Taylor Swift and Travis Kelce: the most hegemonic couple in the industry. Is this really what we need to celebrate?
The US media has already decided: Taylor Swift and Travis Kelce are the country’s “royal couple.” White, blonde, successful and wealthy. The hegemonic ideal. And there’s nothing questionable about their relationship itself —congratulations to them for their love— but there is plenty to question in what it represents. When headlines start linking their engagement to a supposed “revitalisation of the American style” (by the way… America is a continent, not a country) or to “the aesthetic capable of uniting a divided nation,” it’s time to stop and ask: which United States are you really talking about?
Because the reality of the US is not just blondes with blue eyes. The real US is also Black, Latinx, Asian, Native, racialised, queer and fat. And yet, that spectrum of identities vanishes when the media decides to use a white couple to sell, once again, the old American dream wrapped in Ralph Lauren denim and vintage rings. It’s an uncomfortable déjà vu of the 1990s, when white hegemony was the aesthetic mould everyone was expected to replicate.

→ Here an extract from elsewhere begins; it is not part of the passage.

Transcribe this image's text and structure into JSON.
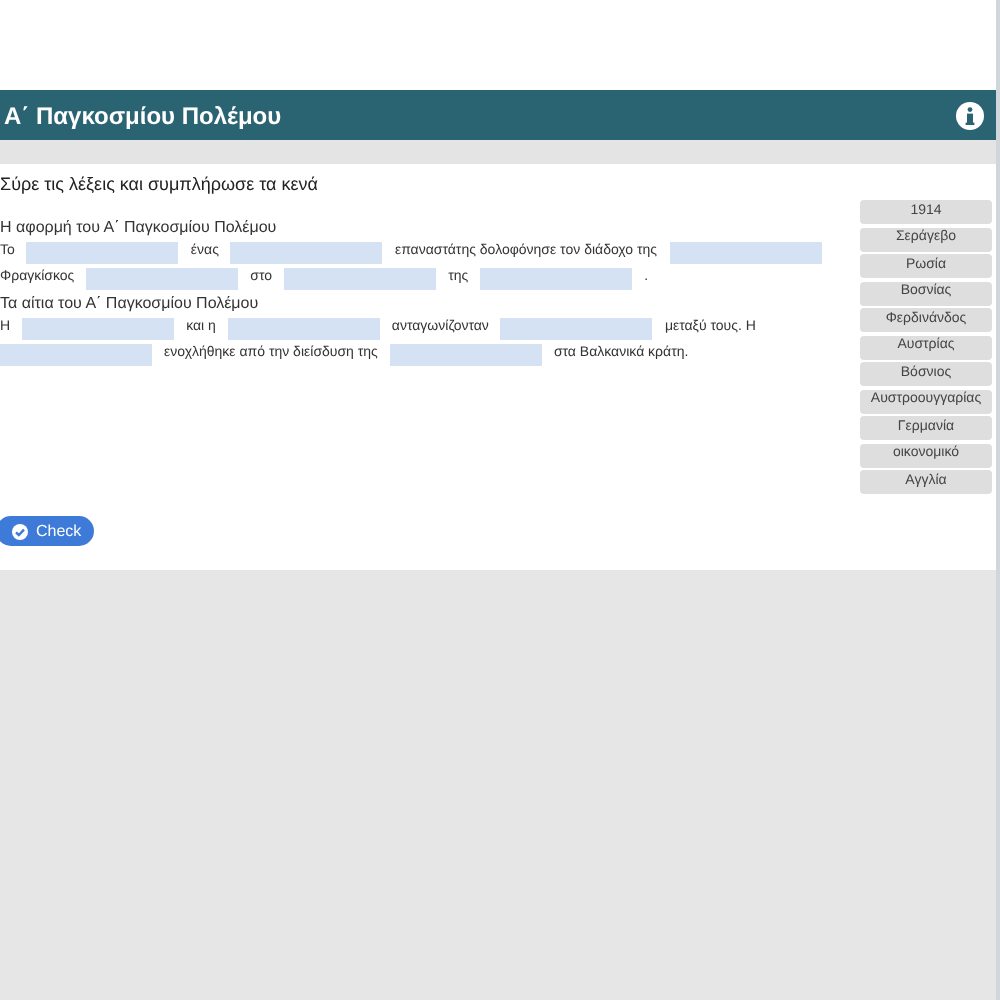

When Jay-Z and Beyoncé married in 2008 —at the height of their careers— they were never called the royal couple. There were no specials on the “new face of America.” Nobody spoke of redeeming the country through Black love. Why? Because even in 2025, structural racism still defines which stories deserve universal glorification and which are dismissed with indifference.
Of course, we celebrate Swift’s emotional wellbeing after years of failed relationships. And yes, Kelce seems to be a respectful partner. But elevating them into unquestionable symbols of the US collective imagination is a dangerous leap. Especially when their image reinforces exclusionary racial and body standards.
This phenomenon is not isolated. Weeks ago, American Eagle’s campaign with Sydney Sweeney sparked controversy for its whitewashed, nostalgic aesthetic. Now, the same brand has signed Kelce as ambassador —a desperate attempt, it seems, to reconcile that narrative with a powerful, media-friendly male figure.
Is there really no other way to sell “Americanness” than by reverting to the same old mould? If Ralph Lauren, Tommy Hilfiger or Levi’s want to survive in a more conscious and diverse world, they must stop recycling racial myths and start building new images: more plural, more honest, more representative.
Taylor and Travis can be happy, yes. But don’t tell us their story is everyone’s story.